Scott hailed the final spending plan as the “Florida Families First” budget, highlighting his push for $2,500 pay raises for public school teachers, a record investment in K-12 education, pay increases for the state workers and a three-day back-to-school sales tax holiday.
From August 2 through 4, the state’s 6 percent sales tax will be eliminated for school supplies less than $15, clothes worth less than $75 and new computers costing less than $750.
As expected, Scott vetoed a 3 percent tuition increase for state colleges, universities and workforce education. His letter included comments of support from three community college presidents and University of Florida President Bernie Machen.
“As a result of the additional funds contained in the budget, the University of Florida will not be seeking a tuition increase for next year,” Machen said.
Scott had hoped all 12 state university presidents would collectively sign a letter rejecting any tuition revenue increases, but they refused. Although Scott said his intent is to maintain tuition and fees at current levels, state law requires tuition to rise at minimum to keep up with the rate of inflation, which is 1.7 percent this year.
Universities have already said they won’t ask the state Board of Governors to raise tuition up to 15 percent, as allowed by state law. But none have committed to refusing the inflation adjustment. Scott said Monday he hopes they will, but he avoided the question of whether it’s legally possible.
“I don’t believe tuition ought to be going up at all,” he said. “Tuition has gone up way too fast the last few years.”
One of Scott’s largest veto items: $50 million for the state’s Coast-to-Coast connector, a bike trail stretching from St. Petersburg to Titusville.

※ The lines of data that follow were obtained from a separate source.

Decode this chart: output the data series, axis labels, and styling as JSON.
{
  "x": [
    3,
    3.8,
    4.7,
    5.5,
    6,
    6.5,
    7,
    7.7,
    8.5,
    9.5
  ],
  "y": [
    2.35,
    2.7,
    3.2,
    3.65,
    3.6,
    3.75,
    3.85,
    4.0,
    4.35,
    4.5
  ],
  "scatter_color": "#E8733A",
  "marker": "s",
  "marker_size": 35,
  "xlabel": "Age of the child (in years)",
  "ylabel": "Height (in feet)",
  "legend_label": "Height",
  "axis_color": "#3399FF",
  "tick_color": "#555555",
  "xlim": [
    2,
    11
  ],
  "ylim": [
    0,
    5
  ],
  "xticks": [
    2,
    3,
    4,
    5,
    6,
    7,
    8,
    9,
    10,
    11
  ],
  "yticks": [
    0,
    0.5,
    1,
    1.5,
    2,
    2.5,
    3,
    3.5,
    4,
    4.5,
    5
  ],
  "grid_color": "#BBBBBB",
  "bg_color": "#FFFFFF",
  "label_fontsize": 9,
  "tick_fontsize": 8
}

Scott said the state’s ongoing transportation budget already includes more than $57 million in statewide funding for transit greenways and bike paths, and that the connector could be completed over time.

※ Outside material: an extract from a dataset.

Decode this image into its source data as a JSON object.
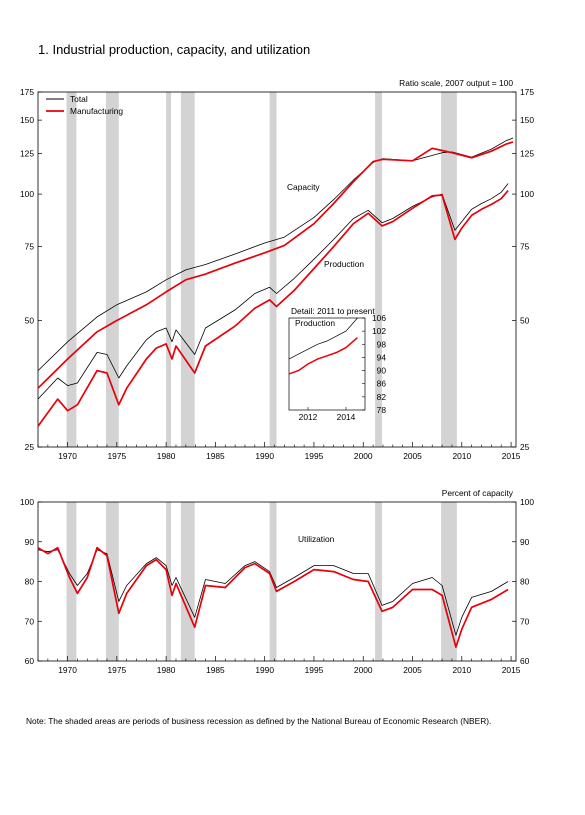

“The worthwhile project contemplated by the Coast-to-Coast connector,” Scott wrote in the veto letter, “can be built incrementally and consistent with a prioritization of gaps in the existing trail system.”
Though his veto pen struck down funding for a Broward County Holocaust education center, job training for “displaced homemakers” and a “Building Homes for Heroes” program for veterans, Scott was more friendly with some local projects. He approved $1 million in funding for a Bay of Pigs museum in Miami, $5 million for a rowing center in Sarasota and $5 million for the Clearwater Marine Aquarium, which is looking to film a sequel to the 2011 movie Dolphin Tale.
In addition to signing the budget, Scott also signed off on 16 related bills that implement the state’s spending plan. Among them is a measure to create a new Medicaid payment system for hospitals and $65 million to ease that transition and another that extends health insurance coverage to contract employees who work full-time.
Scott also signed the government transparency bill that makes more state contracts and data accessible via the Internet.
He was leaving Monday on a three-day trade mission to Chile. More bills will await the governor’s signature, including a Friday deadline for elections reform legislation, HB 7013. Dozens of other bills approved by the Legislature still haven’t been sent to the governor for approval.